Los próximos tres meses constituyen la temporada de lluvias en Sudán del Sur, pero la OCHA prevé una reducción de las precipitaciones que podría provocar sequías en importantes áreas de los estados de Ecuatoria central (sur), Jonglei (centro) y Alto Nilo (noreste), lo que pone en peligro la producción agrícola y ganadera, así como el suministro de agua.
Según la OCHA, unas 1.500 personas han abandonado los alrededores de la localidad sursudanesa de Kapoeta (sureste) para dirigirse a la vecina Kenia "debido a la escasez de agua y al deterioro de sus medios de subsistencia", lo que podría ser el inicio de una ola de desplazamientos si las condiciones de sequía se agravan.
El empeoramiento de las perspectivas climáticas coincide con un periodo de aumento de las necesidades humanitarias en las zonas afectadas por el conflicto armado entre el Gobierno sursudanés y una parte de la oposición, como el estado de Jonglei, al que recientemente regresaron 86.400 desplazados con problemas de escasez de agua, comida y atención médica, de entre los más de 420.000 sursudaneses desplazados que registró la OCHA entre enero y mayo de este año.

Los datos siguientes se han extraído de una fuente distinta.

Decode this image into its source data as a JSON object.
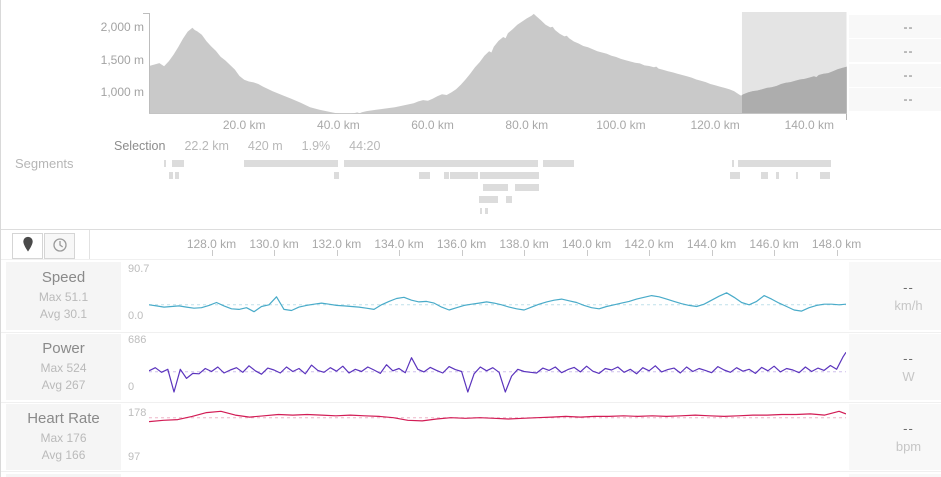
{
  "selection_bar": {
    "label": "Selection",
    "distance": "22.2 km",
    "elevation_gain": "420 m",
    "grade": "1.9%",
    "duration": "44:20"
  },
  "segments": {
    "label": "Segments",
    "rows": [
      [
        [
          163,
          2
        ],
        [
          171,
          12
        ],
        [
          243,
          94
        ],
        [
          343,
          194
        ],
        [
          542,
          31
        ],
        [
          731,
          2
        ],
        [
          737,
          93
        ]
      ],
      [
        [
          168,
          4
        ],
        [
          174,
          4
        ],
        [
          333,
          5
        ],
        [
          418,
          11
        ],
        [
          443,
          5
        ],
        [
          449,
          28
        ],
        [
          479,
          59
        ],
        [
          729,
          10
        ],
        [
          760,
          7
        ],
        [
          775,
          3
        ],
        [
          795,
          2
        ],
        [
          819,
          10
        ]
      ],
      [
        [
          482,
          25
        ],
        [
          514,
          24
        ]
      ],
      [
        [
          478,
          19
        ],
        [
          505,
          6
        ]
      ],
      [
        [
          479,
          2
        ],
        [
          484,
          3
        ]
      ]
    ]
  },
  "overview_panel": {
    "values": [
      "--",
      "--",
      "--",
      "--"
    ]
  },
  "toolbar": {
    "distance_button_icon": "map-pin-icon",
    "time_button_icon": "clock-icon"
  },
  "detail_axis": {
    "x_domain": [
      126,
      148.3
    ],
    "tick_km": [
      128,
      130,
      132,
      134,
      136,
      138,
      140,
      142,
      144,
      146,
      148
    ],
    "tick_labels": [
      "128.0 km",
      "130.0 km",
      "132.0 km",
      "134.0 km",
      "136.0 km",
      "138.0 km",
      "140.0 km",
      "142.0 km",
      "144.0 km",
      "146.0 km",
      "148.0 km"
    ]
  },
  "colors": {
    "speed": "#49abc9",
    "speed_avg": "#bfe0ea",
    "power": "#5b34bd",
    "power_avg": "#cfc0ec",
    "heart_rate": "#d21c55",
    "heart_rate_avg": "#eeb6c8",
    "elevation_fill": "#c9c9c9",
    "elevation_fill_selected": "#adadad",
    "selection_bg": "#e4e4e4"
  },
  "chart_data": [
    {
      "type": "area",
      "id": "elevation",
      "x_domain": [
        0,
        148
      ],
      "y_domain_m": [
        615,
        2215
      ],
      "selection_km": [
        125.7,
        147.9
      ],
      "x_tick_km": [
        20,
        40,
        60,
        80,
        100,
        120,
        140
      ],
      "x_tick_labels": [
        "20.0 km",
        "40.0 km",
        "60.0 km",
        "80.0 km",
        "100.0 km",
        "120.0 km",
        "140.0 km"
      ],
      "y_tick_labels": [
        "2,000 m",
        "1,500 m",
        "1,000 m"
      ],
      "y_tick_m": [
        2000,
        1500,
        1000
      ],
      "points": [
        [
          0,
          1350
        ],
        [
          2,
          1390
        ],
        [
          3,
          1340
        ],
        [
          4,
          1420
        ],
        [
          5,
          1520
        ],
        [
          6,
          1640
        ],
        [
          7,
          1770
        ],
        [
          8,
          1880
        ],
        [
          9,
          1940
        ],
        [
          9.5,
          1905
        ],
        [
          10,
          1885
        ],
        [
          11,
          1830
        ],
        [
          12,
          1730
        ],
        [
          13,
          1650
        ],
        [
          14,
          1580
        ],
        [
          15,
          1490
        ],
        [
          16,
          1430
        ],
        [
          17,
          1360
        ],
        [
          18,
          1290
        ],
        [
          19,
          1190
        ],
        [
          20,
          1130
        ],
        [
          21,
          1105
        ],
        [
          22,
          1090
        ],
        [
          23,
          1065
        ],
        [
          24,
          1025
        ],
        [
          26,
          955
        ],
        [
          28,
          895
        ],
        [
          30,
          835
        ],
        [
          32,
          775
        ],
        [
          34,
          705
        ],
        [
          36,
          665
        ],
        [
          38,
          635
        ],
        [
          40,
          605
        ],
        [
          42,
          585
        ],
        [
          43,
          605
        ],
        [
          44,
          625
        ],
        [
          44.5,
          612
        ],
        [
          45,
          628
        ],
        [
          46,
          645
        ],
        [
          48,
          665
        ],
        [
          50,
          685
        ],
        [
          52,
          705
        ],
        [
          54,
          735
        ],
        [
          56,
          765
        ],
        [
          57,
          795
        ],
        [
          58,
          815
        ],
        [
          59,
          805
        ],
        [
          60,
          835
        ],
        [
          61,
          875
        ],
        [
          62,
          905
        ],
        [
          63,
          895
        ],
        [
          64,
          935
        ],
        [
          65,
          985
        ],
        [
          66,
          1055
        ],
        [
          67,
          1135
        ],
        [
          68,
          1225
        ],
        [
          69,
          1325
        ],
        [
          70,
          1405
        ],
        [
          71,
          1505
        ],
        [
          72,
          1575
        ],
        [
          72.5,
          1555
        ],
        [
          73,
          1645
        ],
        [
          74,
          1735
        ],
        [
          75,
          1795
        ],
        [
          75.5,
          1775
        ],
        [
          76,
          1855
        ],
        [
          77,
          1915
        ],
        [
          78,
          1985
        ],
        [
          79,
          2035
        ],
        [
          80,
          2085
        ],
        [
          81,
          2125
        ],
        [
          81.5,
          2155
        ],
        [
          82,
          2120
        ],
        [
          83,
          2055
        ],
        [
          84,
          1985
        ],
        [
          85,
          1945
        ],
        [
          85.5,
          1955
        ],
        [
          86,
          1905
        ],
        [
          87,
          1845
        ],
        [
          88,
          1805
        ],
        [
          88.5,
          1815
        ],
        [
          89,
          1775
        ],
        [
          90,
          1725
        ],
        [
          91,
          1695
        ],
        [
          92,
          1655
        ],
        [
          93,
          1635
        ],
        [
          94,
          1605
        ],
        [
          95,
          1575
        ],
        [
          96,
          1555
        ],
        [
          97,
          1535
        ],
        [
          98,
          1505
        ],
        [
          99,
          1485
        ],
        [
          100,
          1455
        ],
        [
          101,
          1435
        ],
        [
          102,
          1415
        ],
        [
          103,
          1395
        ],
        [
          104,
          1385
        ],
        [
          105,
          1355
        ],
        [
          106,
          1345
        ],
        [
          107,
          1325
        ],
        [
          107.5,
          1335
        ],
        [
          108,
          1305
        ],
        [
          109,
          1285
        ],
        [
          110,
          1265
        ],
        [
          111,
          1245
        ],
        [
          112,
          1225
        ],
        [
          113,
          1205
        ],
        [
          114,
          1185
        ],
        [
          115,
          1165
        ],
        [
          116,
          1135
        ],
        [
          117,
          1115
        ],
        [
          118,
          1095
        ],
        [
          119,
          1065
        ],
        [
          120,
          1045
        ],
        [
          121,
          1025
        ],
        [
          122,
          1005
        ],
        [
          123,
          985
        ],
        [
          124,
          955
        ],
        [
          125,
          905
        ],
        [
          125.5,
          885
        ],
        [
          126,
          905
        ],
        [
          127,
          935
        ],
        [
          128,
          955
        ],
        [
          129,
          965
        ],
        [
          130,
          985
        ],
        [
          131,
          1005
        ],
        [
          132,
          1015
        ],
        [
          133,
          1035
        ],
        [
          134,
          1065
        ],
        [
          135,
          1085
        ],
        [
          136,
          1095
        ],
        [
          137,
          1115
        ],
        [
          138,
          1135
        ],
        [
          139,
          1145
        ],
        [
          140,
          1165
        ],
        [
          141,
          1185
        ],
        [
          141.5,
          1172
        ],
        [
          142,
          1205
        ],
        [
          143,
          1225
        ],
        [
          144,
          1235
        ],
        [
          145,
          1265
        ],
        [
          146,
          1295
        ],
        [
          147,
          1315
        ],
        [
          148,
          1335
        ]
      ]
    },
    {
      "type": "line",
      "id": "speed",
      "title": "Speed",
      "max_label": "Max 51.1",
      "avg_label": "Avg 30.1",
      "value_display": "--",
      "unit": "km/h",
      "y_axis_top": "90.7",
      "y_axis_bottom": "0.0",
      "y_domain": [
        0,
        90.7
      ],
      "avg": 30.1,
      "max": 51.1,
      "x_start": 126.0,
      "x_step": 0.24,
      "values": [
        30,
        28,
        26,
        27,
        28,
        26,
        24,
        25,
        29,
        34,
        28,
        23,
        22,
        25,
        18,
        27,
        30,
        44,
        22,
        20,
        26,
        29,
        31,
        33,
        31,
        29,
        28,
        27,
        26,
        24,
        22,
        30,
        36,
        41,
        43,
        38,
        35,
        36,
        33,
        26,
        21,
        25,
        29,
        31,
        33,
        35,
        33,
        30,
        26,
        23,
        21,
        26,
        31,
        35,
        38,
        40,
        37,
        34,
        29,
        25,
        23,
        27,
        30,
        33,
        36,
        40,
        43,
        46,
        44,
        40,
        36,
        32,
        29,
        27,
        31,
        38,
        45,
        51,
        43,
        34,
        30,
        36,
        46,
        40,
        33,
        27,
        21,
        19,
        25,
        29,
        31,
        31,
        30,
        31
      ]
    },
    {
      "type": "line",
      "id": "power",
      "title": "Power",
      "max_label": "Max 524",
      "avg_label": "Avg 267",
      "value_display": "--",
      "unit": "W",
      "y_axis_top": "686",
      "y_axis_bottom": "0",
      "y_domain": [
        0,
        686
      ],
      "avg": 267,
      "max": 524,
      "x_start": 126.0,
      "x_step": 0.2,
      "values": [
        280,
        320,
        260,
        300,
        0,
        300,
        180,
        245,
        240,
        310,
        270,
        330,
        250,
        290,
        320,
        260,
        345,
        280,
        235,
        315,
        290,
        250,
        330,
        270,
        310,
        240,
        355,
        285,
        260,
        320,
        275,
        340,
        250,
        300,
        270,
        330,
        290,
        245,
        360,
        280,
        310,
        255,
        452,
        300,
        265,
        325,
        285,
        250,
        335,
        295,
        270,
        0,
        240,
        330,
        280,
        320,
        260,
        0,
        210,
        300,
        270,
        260,
        250,
        315,
        285,
        330,
        255,
        295,
        325,
        265,
        340,
        275,
        245,
        310,
        290,
        330,
        260,
        300,
        240,
        320,
        280,
        345,
        265,
        295,
        315,
        250,
        330,
        270,
        310,
        285,
        255,
        335,
        290,
        260,
        320,
        275,
        300,
        245,
        325,
        280,
        340,
        265,
        310,
        290,
        255,
        330,
        270,
        315,
        285,
        350,
        300,
        460,
        524
      ]
    },
    {
      "type": "line",
      "id": "heart_rate",
      "title": "Heart Rate",
      "max_label": "Max 176",
      "avg_label": "Avg 166",
      "value_display": "--",
      "unit": "bpm",
      "y_axis_top": "178",
      "y_axis_bottom": "97",
      "y_domain": [
        97,
        178
      ],
      "avg": 166,
      "max": 176,
      "x_start": 126.0,
      "x_step": 0.46,
      "values": [
        160,
        162,
        163,
        168,
        174,
        176,
        170,
        167,
        169,
        171,
        170,
        171,
        170,
        169,
        170,
        169,
        168,
        166,
        162,
        161,
        164,
        166,
        165,
        166,
        165,
        164,
        165,
        166,
        167,
        168,
        167,
        168,
        168,
        169,
        168,
        169,
        168,
        169,
        170,
        169,
        168,
        169,
        170,
        170,
        171,
        171,
        172,
        170,
        176,
        172
      ]
    }
  ]
}
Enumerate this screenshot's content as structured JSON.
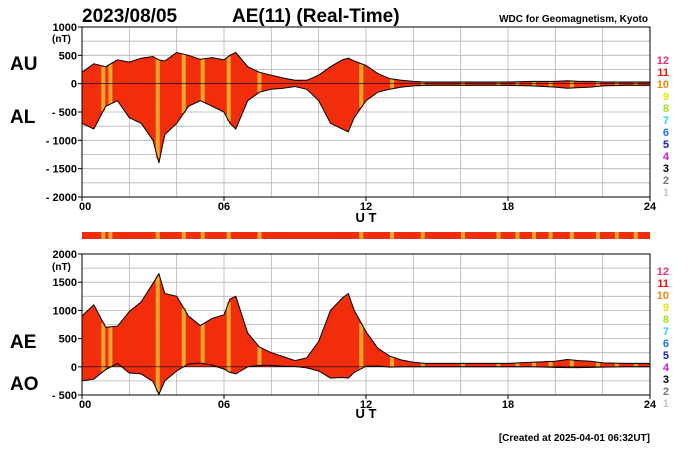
{
  "header": {
    "date": "2023/08/05",
    "title": "AE(11) (Real-Time)",
    "source": "WDC for Geomagnetism, Kyoto"
  },
  "footer": {
    "created": "[Created at 2025-04-01 06:32UT]"
  },
  "colors": {
    "fill_main": "#f22d0c",
    "fill_highlight": "#f0a629",
    "grid": "#b4b4b4",
    "outline": "#000000"
  },
  "legend": [
    {
      "label": "12",
      "color": "#e8317a"
    },
    {
      "label": "11",
      "color": "#e8120a"
    },
    {
      "label": "10",
      "color": "#f08a0a"
    },
    {
      "label": "9",
      "color": "#e6e60a"
    },
    {
      "label": "8",
      "color": "#a2e018"
    },
    {
      "label": "7",
      "color": "#2ad6e6"
    },
    {
      "label": "6",
      "color": "#1a78e6"
    },
    {
      "label": "5",
      "color": "#1a1ad6"
    },
    {
      "label": "4",
      "color": "#c41ad6"
    },
    {
      "label": "3",
      "color": "#000000"
    },
    {
      "label": "2",
      "color": "#777777"
    },
    {
      "label": "1",
      "color": "#c8c8c8"
    }
  ],
  "chart_data": [
    {
      "type": "area",
      "panel": "AU/AL",
      "unit": "(nT)",
      "upper_label": "AU",
      "lower_label": "AL",
      "xlabel": "U T",
      "xlim": [
        0,
        24
      ],
      "ylim": [
        -2000,
        1000
      ],
      "x_ticks": [
        "00",
        "06",
        "12",
        "18",
        "24"
      ],
      "y_ticks": [
        "1000",
        "500",
        "0",
        "- 500",
        "- 1000",
        "- 1500",
        "- 2000"
      ],
      "grid": true,
      "x": [
        0,
        0.5,
        1,
        1.5,
        2,
        2.5,
        3,
        3.25,
        3.5,
        4,
        4.5,
        5,
        5.5,
        6,
        6.25,
        6.5,
        7,
        7.5,
        8,
        8.5,
        9,
        9.5,
        10,
        10.5,
        11,
        11.25,
        11.5,
        12,
        12.5,
        13,
        13.5,
        14,
        14.5,
        15,
        16,
        17,
        18,
        19,
        20,
        20.5,
        21,
        21.5,
        22,
        23,
        24
      ],
      "series": [
        {
          "name": "AU",
          "values": [
            200,
            350,
            300,
            420,
            380,
            450,
            480,
            420,
            400,
            550,
            500,
            430,
            460,
            420,
            500,
            550,
            300,
            200,
            150,
            100,
            60,
            60,
            150,
            300,
            420,
            450,
            400,
            320,
            180,
            90,
            60,
            40,
            30,
            30,
            30,
            30,
            30,
            40,
            40,
            50,
            40,
            40,
            30,
            30,
            30
          ]
        },
        {
          "name": "AL",
          "values": [
            -700,
            -800,
            -400,
            -300,
            -600,
            -700,
            -1000,
            -1400,
            -900,
            -700,
            -400,
            -300,
            -400,
            -500,
            -700,
            -800,
            -300,
            -150,
            -100,
            -80,
            -50,
            -100,
            -300,
            -700,
            -800,
            -850,
            -600,
            -300,
            -150,
            -100,
            -60,
            -40,
            -30,
            -30,
            -30,
            -30,
            -30,
            -40,
            -60,
            -80,
            -70,
            -60,
            -40,
            -30,
            -30
          ]
        }
      ]
    },
    {
      "type": "area",
      "panel": "AE/AO",
      "unit": "(nT)",
      "upper_label": "AE",
      "lower_label": "AO",
      "xlabel": "U T",
      "xlim": [
        0,
        24
      ],
      "ylim": [
        -500,
        2000
      ],
      "x_ticks": [
        "00",
        "06",
        "12",
        "18",
        "24"
      ],
      "y_ticks": [
        "2000",
        "1500",
        "1000",
        "500",
        "0",
        "- 500"
      ],
      "grid": true,
      "x": [
        0,
        0.5,
        1,
        1.5,
        2,
        2.5,
        3,
        3.25,
        3.5,
        4,
        4.5,
        5,
        5.5,
        6,
        6.25,
        6.5,
        7,
        7.5,
        8,
        8.5,
        9,
        9.5,
        10,
        10.5,
        11,
        11.25,
        11.5,
        12,
        12.5,
        13,
        13.5,
        14,
        14.5,
        15,
        16,
        17,
        18,
        19,
        20,
        20.5,
        21,
        21.5,
        22,
        23,
        24
      ],
      "series": [
        {
          "name": "AE",
          "values": [
            900,
            1100,
            700,
            720,
            980,
            1150,
            1480,
            1650,
            1300,
            1250,
            900,
            730,
            860,
            920,
            1200,
            1250,
            600,
            350,
            250,
            180,
            110,
            160,
            450,
            1000,
            1220,
            1300,
            1000,
            620,
            330,
            190,
            120,
            80,
            60,
            60,
            60,
            60,
            60,
            80,
            100,
            130,
            110,
            100,
            70,
            60,
            60
          ]
        },
        {
          "name": "AO",
          "values": [
            -250,
            -220,
            -50,
            60,
            -110,
            -125,
            -260,
            -490,
            -250,
            -75,
            50,
            65,
            30,
            -40,
            -100,
            -125,
            0,
            25,
            25,
            10,
            5,
            -20,
            -75,
            -200,
            -190,
            -200,
            -100,
            10,
            15,
            -5,
            0,
            0,
            0,
            0,
            0,
            0,
            0,
            0,
            -10,
            -15,
            -15,
            -10,
            -5,
            0,
            0
          ]
        }
      ]
    }
  ]
}
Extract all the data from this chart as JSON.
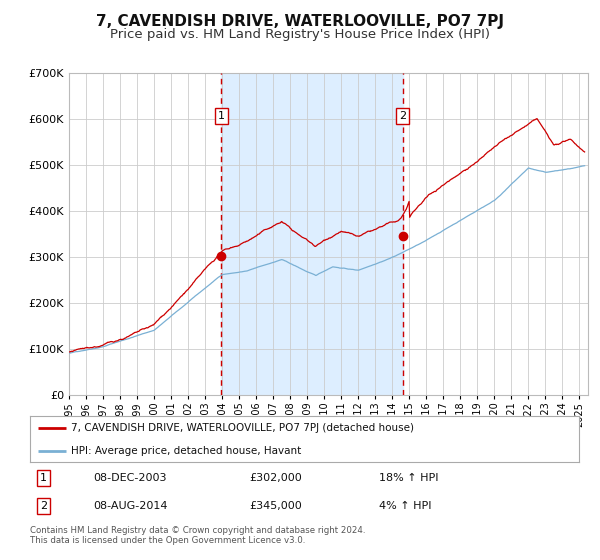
{
  "title": "7, CAVENDISH DRIVE, WATERLOOVILLE, PO7 7PJ",
  "subtitle": "Price paid vs. HM Land Registry's House Price Index (HPI)",
  "ylim": [
    0,
    700000
  ],
  "yticks": [
    0,
    100000,
    200000,
    300000,
    400000,
    500000,
    600000,
    700000
  ],
  "ytick_labels": [
    "£0",
    "£100K",
    "£200K",
    "£300K",
    "£400K",
    "£500K",
    "£600K",
    "£700K"
  ],
  "xlim_start": 1995.0,
  "xlim_end": 2025.5,
  "sale1_date": 2003.94,
  "sale1_price": 302000,
  "sale2_date": 2014.6,
  "sale2_price": 345000,
  "sale1_text": "08-DEC-2003",
  "sale1_amount": "£302,000",
  "sale1_hpi": "18% ↑ HPI",
  "sale2_text": "08-AUG-2014",
  "sale2_amount": "£345,000",
  "sale2_hpi": "4% ↑ HPI",
  "property_line_color": "#cc0000",
  "hpi_line_color": "#7ab0d4",
  "shaded_region_color": "#ddeeff",
  "dashed_line_color": "#cc0000",
  "background_color": "#ffffff",
  "grid_color": "#cccccc",
  "title_fontsize": 11,
  "subtitle_fontsize": 9.5,
  "legend_label1": "7, CAVENDISH DRIVE, WATERLOOVILLE, PO7 7PJ (detached house)",
  "legend_label2": "HPI: Average price, detached house, Havant",
  "footer1": "Contains HM Land Registry data © Crown copyright and database right 2024.",
  "footer2": "This data is licensed under the Open Government Licence v3.0."
}
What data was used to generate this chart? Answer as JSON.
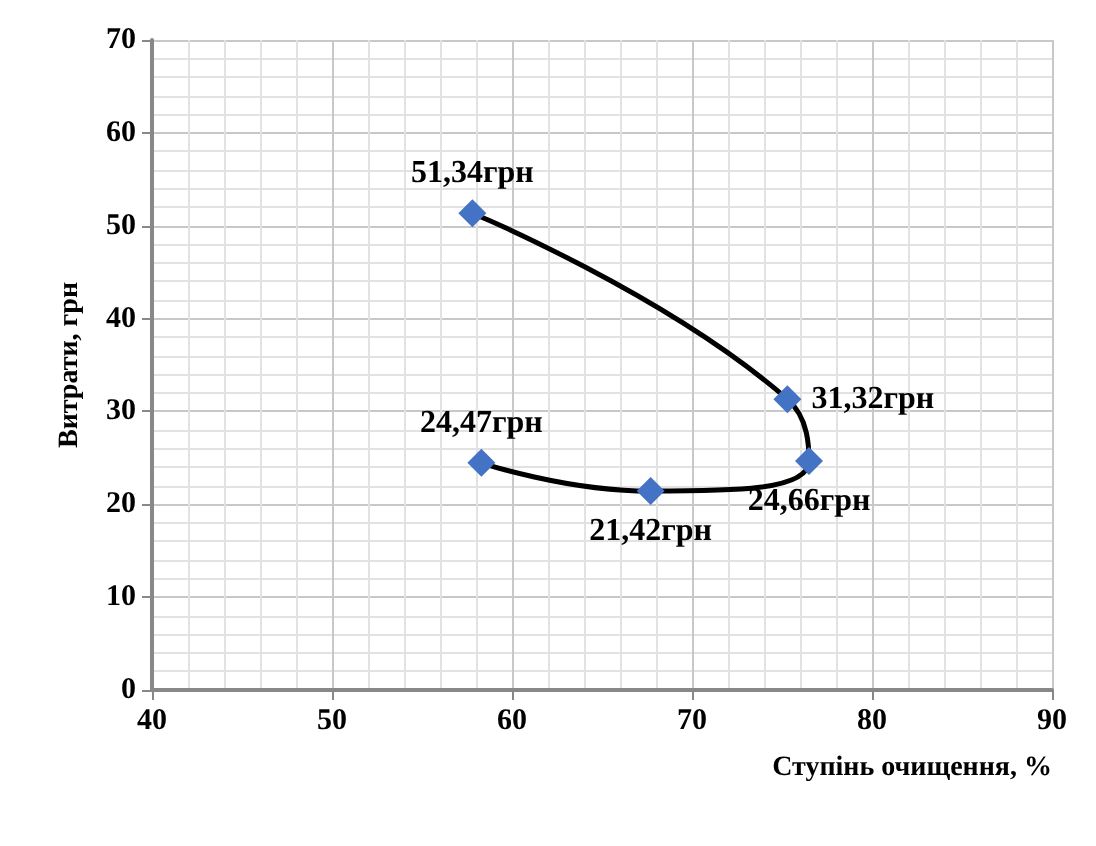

Además, la agencia de la ONU denunció que tras analizar la situación de 13.401 niños en dicho estado, identificó "2.308 casos de desnutrición aguda grave" y "4.487 casos de desnutrición aguda moderada".
Culpó a la destrucción de las infraestructuras hidráulicas de la zona como una de las principales causas del deterioro de las condiciones de vida en Jonglei.
Además la OCHA criticó el empeoramiento de las condiciones de trabajo de las agencias de ayuda en el país y remarcó que al menos 24 trabajadores humanitarios perdieron la vida desde enero, incluidos contratistas.